Nos carrières professionnelles ne se sont pas croisées si ce n’est à la fin, à la Cour d’appel de Paris, à la fin des années 2010.
Par ailleurs, nous nous sommes retrouvés à Tunis en 2016 où j’étais en en mission, quand après sa retraite il présida le GIP « Justice coopération internationale " .
C’est donc dans ce lieu d’amitié, de débats, de réflexions et d’actions, mais aussi des moments festifs, propre au Syndicat de la Magistrature (SM) que se sont forgés mes liens avec lui.
Quelle chance, oui quelle chance, d’avoir pu partager avec lui des combats communs notamment dans notre bureau commun (1982 -1983) lui étant secrétaire général et moi présidente ; mais aussi avant et après et toujours car il resta toujours fidèle au SM.
C’est Daniel qui me téléphona pour me demander de me "présenter au bureau", décision que je n’aurais jamais prise d’initiative.
C’est lui qui m’adouba dans ce monde si nouveau pour moi des relations au plus haut niveau avec le ministre, Robert Badinter, les syndicats, CGT, CFDT, PASP, SNJ, et autres, les associations alliées, comme la Ligue des droits de l’homme, le MRAP etc…
C’est Daniel qui me montra le chemin pour assumer cette responsabilité d’une fonction qui au début vous donne le tournis : tout d’un coup, chaque parole prononcée, chaque phrase écrite, engagent toute une organisation.
Tant d’années de mobilisations communes et de moments partagés, en équipe celle du Syndicat de la Magistrature !
La politique de l’enfance, la politique pénale, le sort des étrangers, le statut de la magistrature, la prison, les droits de l'homme etc… bref, une société de justice et de solidarité avec un souci de s’ouvrir vers d’autres cultures.
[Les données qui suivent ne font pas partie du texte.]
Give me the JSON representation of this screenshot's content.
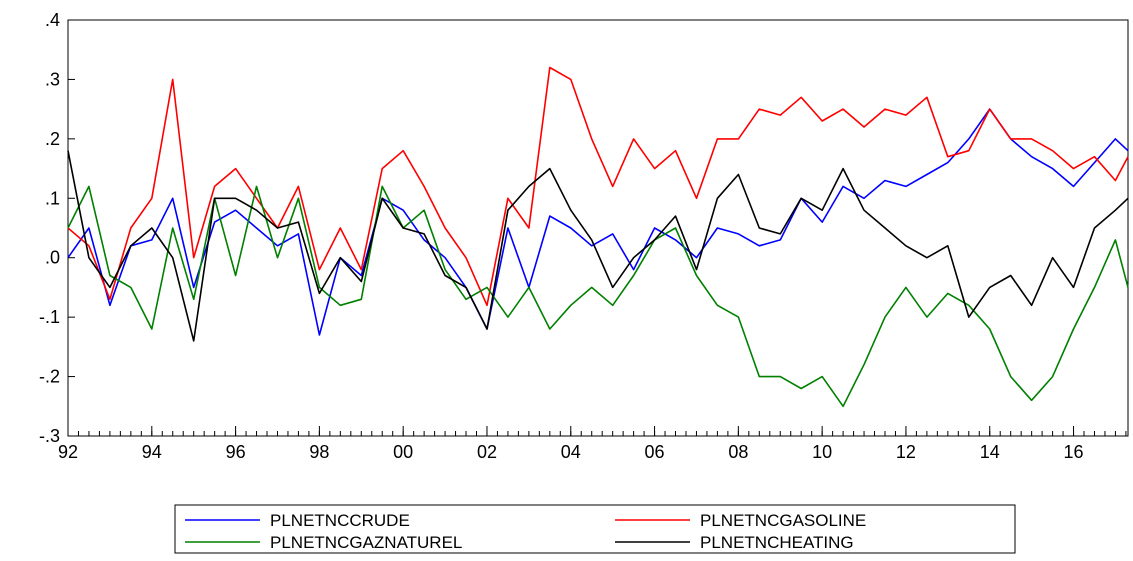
{
  "chart_data": {
    "type": "line",
    "title": "",
    "xlabel": "",
    "ylabel": "",
    "xlim": [
      1992.0,
      2017.3
    ],
    "ylim": [
      -0.3,
      0.4
    ],
    "x_tick_values": [
      1992,
      1994,
      1996,
      1998,
      2000,
      2002,
      2004,
      2006,
      2008,
      2010,
      2012,
      2014,
      2016
    ],
    "x_tick_labels": [
      "92",
      "94",
      "96",
      "98",
      "00",
      "02",
      "04",
      "06",
      "08",
      "10",
      "12",
      "14",
      "16"
    ],
    "y_tick_values": [
      -0.3,
      -0.2,
      -0.1,
      0.0,
      0.1,
      0.2,
      0.3,
      0.4
    ],
    "y_tick_labels": [
      "-.3",
      "-.2",
      "-.1",
      ".0",
      ".1",
      ".2",
      ".3",
      ".4"
    ],
    "grid": false,
    "legend_position": "bottom-center",
    "series": [
      {
        "name": "PLNETNCCRUDE",
        "color": "#0000ff",
        "x": [
          1992.0,
          1992.5,
          1993.0,
          1993.5,
          1994.0,
          1994.5,
          1995.0,
          1995.5,
          1996.0,
          1996.5,
          1997.0,
          1997.5,
          1998.0,
          1998.5,
          1999.0,
          1999.5,
          2000.0,
          2000.5,
          2001.0,
          2001.5,
          2002.0,
          2002.5,
          2003.0,
          2003.5,
          2004.0,
          2004.5,
          2005.0,
          2005.5,
          2006.0,
          2006.5,
          2007.0,
          2007.5,
          2008.0,
          2008.5,
          2009.0,
          2009.5,
          2010.0,
          2010.5,
          2011.0,
          2011.5,
          2012.0,
          2012.5,
          2013.0,
          2013.5,
          2014.0,
          2014.5,
          2015.0,
          2015.5,
          2016.0,
          2016.5,
          2017.0,
          2017.3
        ],
        "y": [
          0.0,
          0.05,
          -0.08,
          0.02,
          0.03,
          0.1,
          -0.05,
          0.06,
          0.08,
          0.05,
          0.02,
          0.04,
          -0.13,
          0.0,
          -0.03,
          0.1,
          0.08,
          0.03,
          0.0,
          -0.05,
          -0.12,
          0.05,
          -0.05,
          0.07,
          0.05,
          0.02,
          0.04,
          -0.02,
          0.05,
          0.03,
          0.0,
          0.05,
          0.04,
          0.02,
          0.03,
          0.1,
          0.06,
          0.12,
          0.1,
          0.13,
          0.12,
          0.14,
          0.16,
          0.2,
          0.25,
          0.2,
          0.17,
          0.15,
          0.12,
          0.16,
          0.2,
          0.18
        ]
      },
      {
        "name": "PLNETNCGASOLINE",
        "color": "#ff0000",
        "x": [
          1992.0,
          1992.5,
          1993.0,
          1993.5,
          1994.0,
          1994.5,
          1995.0,
          1995.5,
          1996.0,
          1996.5,
          1997.0,
          1997.5,
          1998.0,
          1998.5,
          1999.0,
          1999.5,
          2000.0,
          2000.5,
          2001.0,
          2001.5,
          2002.0,
          2002.5,
          2003.0,
          2003.5,
          2004.0,
          2004.5,
          2005.0,
          2005.5,
          2006.0,
          2006.5,
          2007.0,
          2007.5,
          2008.0,
          2008.5,
          2009.0,
          2009.5,
          2010.0,
          2010.5,
          2011.0,
          2011.5,
          2012.0,
          2012.5,
          2013.0,
          2013.5,
          2014.0,
          2014.5,
          2015.0,
          2015.5,
          2016.0,
          2016.5,
          2017.0,
          2017.3
        ],
        "y": [
          0.05,
          0.02,
          -0.07,
          0.05,
          0.1,
          0.3,
          0.0,
          0.12,
          0.15,
          0.1,
          0.05,
          0.12,
          -0.02,
          0.05,
          -0.02,
          0.15,
          0.18,
          0.12,
          0.05,
          0.0,
          -0.08,
          0.1,
          0.05,
          0.32,
          0.3,
          0.2,
          0.12,
          0.2,
          0.15,
          0.18,
          0.1,
          0.2,
          0.2,
          0.25,
          0.24,
          0.27,
          0.23,
          0.25,
          0.22,
          0.25,
          0.24,
          0.27,
          0.17,
          0.18,
          0.25,
          0.2,
          0.2,
          0.18,
          0.15,
          0.17,
          0.13,
          0.17
        ]
      },
      {
        "name": "PLNETNCGAZNATUREL",
        "color": "#008000",
        "x": [
          1992.0,
          1992.5,
          1993.0,
          1993.5,
          1994.0,
          1994.5,
          1995.0,
          1995.5,
          1996.0,
          1996.5,
          1997.0,
          1997.5,
          1998.0,
          1998.5,
          1999.0,
          1999.5,
          2000.0,
          2000.5,
          2001.0,
          2001.5,
          2002.0,
          2002.5,
          2003.0,
          2003.5,
          2004.0,
          2004.5,
          2005.0,
          2005.5,
          2006.0,
          2006.5,
          2007.0,
          2007.5,
          2008.0,
          2008.5,
          2009.0,
          2009.5,
          2010.0,
          2010.5,
          2011.0,
          2011.5,
          2012.0,
          2012.5,
          2013.0,
          2013.5,
          2014.0,
          2014.5,
          2015.0,
          2015.5,
          2016.0,
          2016.5,
          2017.0,
          2017.3
        ],
        "y": [
          0.05,
          0.12,
          -0.03,
          -0.05,
          -0.12,
          0.05,
          -0.07,
          0.1,
          -0.03,
          0.12,
          0.0,
          0.1,
          -0.05,
          -0.08,
          -0.07,
          0.12,
          0.05,
          0.08,
          -0.02,
          -0.07,
          -0.05,
          -0.1,
          -0.05,
          -0.12,
          -0.08,
          -0.05,
          -0.08,
          -0.03,
          0.03,
          0.05,
          -0.03,
          -0.08,
          -0.1,
          -0.2,
          -0.2,
          -0.22,
          -0.2,
          -0.25,
          -0.18,
          -0.1,
          -0.05,
          -0.1,
          -0.06,
          -0.08,
          -0.12,
          -0.2,
          -0.24,
          -0.2,
          -0.12,
          -0.05,
          0.03,
          -0.05
        ]
      },
      {
        "name": "PLNETNCHEATING",
        "color": "#000000",
        "x": [
          1992.0,
          1992.5,
          1993.0,
          1993.5,
          1994.0,
          1994.5,
          1995.0,
          1995.5,
          1996.0,
          1996.5,
          1997.0,
          1997.5,
          1998.0,
          1998.5,
          1999.0,
          1999.5,
          2000.0,
          2000.5,
          2001.0,
          2001.5,
          2002.0,
          2002.5,
          2003.0,
          2003.5,
          2004.0,
          2004.5,
          2005.0,
          2005.5,
          2006.0,
          2006.5,
          2007.0,
          2007.5,
          2008.0,
          2008.5,
          2009.0,
          2009.5,
          2010.0,
          2010.5,
          2011.0,
          2011.5,
          2012.0,
          2012.5,
          2013.0,
          2013.5,
          2014.0,
          2014.5,
          2015.0,
          2015.5,
          2016.0,
          2016.5,
          2017.0,
          2017.3
        ],
        "y": [
          0.18,
          0.0,
          -0.05,
          0.02,
          0.05,
          0.0,
          -0.14,
          0.1,
          0.1,
          0.08,
          0.05,
          0.06,
          -0.06,
          0.0,
          -0.04,
          0.1,
          0.05,
          0.04,
          -0.03,
          -0.05,
          -0.12,
          0.08,
          0.12,
          0.15,
          0.08,
          0.03,
          -0.05,
          0.0,
          0.03,
          0.07,
          -0.02,
          0.1,
          0.14,
          0.05,
          0.04,
          0.1,
          0.08,
          0.15,
          0.08,
          0.05,
          0.02,
          0.0,
          0.02,
          -0.1,
          -0.05,
          -0.03,
          -0.08,
          0.0,
          -0.05,
          0.05,
          0.08,
          0.1
        ]
      }
    ]
  }
}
Voilà ce qui l’habitait.
La magistrature sait-elle ce qu’elle lui doit ? la « transparence » et un formidable renouveau avec un coup de vent frais dans la formation continue des magistrats et l’ouverture vers les horizons judiciaires étrangers pour sortir, enfin, de notre hexagone.
Ses amis savent ce que nous lui devons, une richesse et une imagination sans borne dans la réflexion et l’action mais aussi des bons moments de rigolades tant la joie de vivre l’habitait. Et le tout sans se mettre en avant.
D’abord le temps d’avant le 10 mai 1981, à l’époque où le pouvoir politique s’en prenait au SM et où nous, les syndiqués, nous trouvions dos au mur, les poursuites disciplinaires en étant le grave symptôme,
c’était au temps de la lutte contre la loi Peyrefitte dite « Sécurité Liberté » contrôles d'identité généralisés, saisine directe (ancêtre de la comparution immédiate) règles rigides de la récidive et du sursis... autant de dispositions instillant dans l'esprit des français l'amalgame sécurité-répression
c’était au temps de la lutte contre la loi Bonnet – ministre de l’Intérieur – qui avait accru les possibilités d’expulsion et de refoulement des étrangers et initié la "double peine"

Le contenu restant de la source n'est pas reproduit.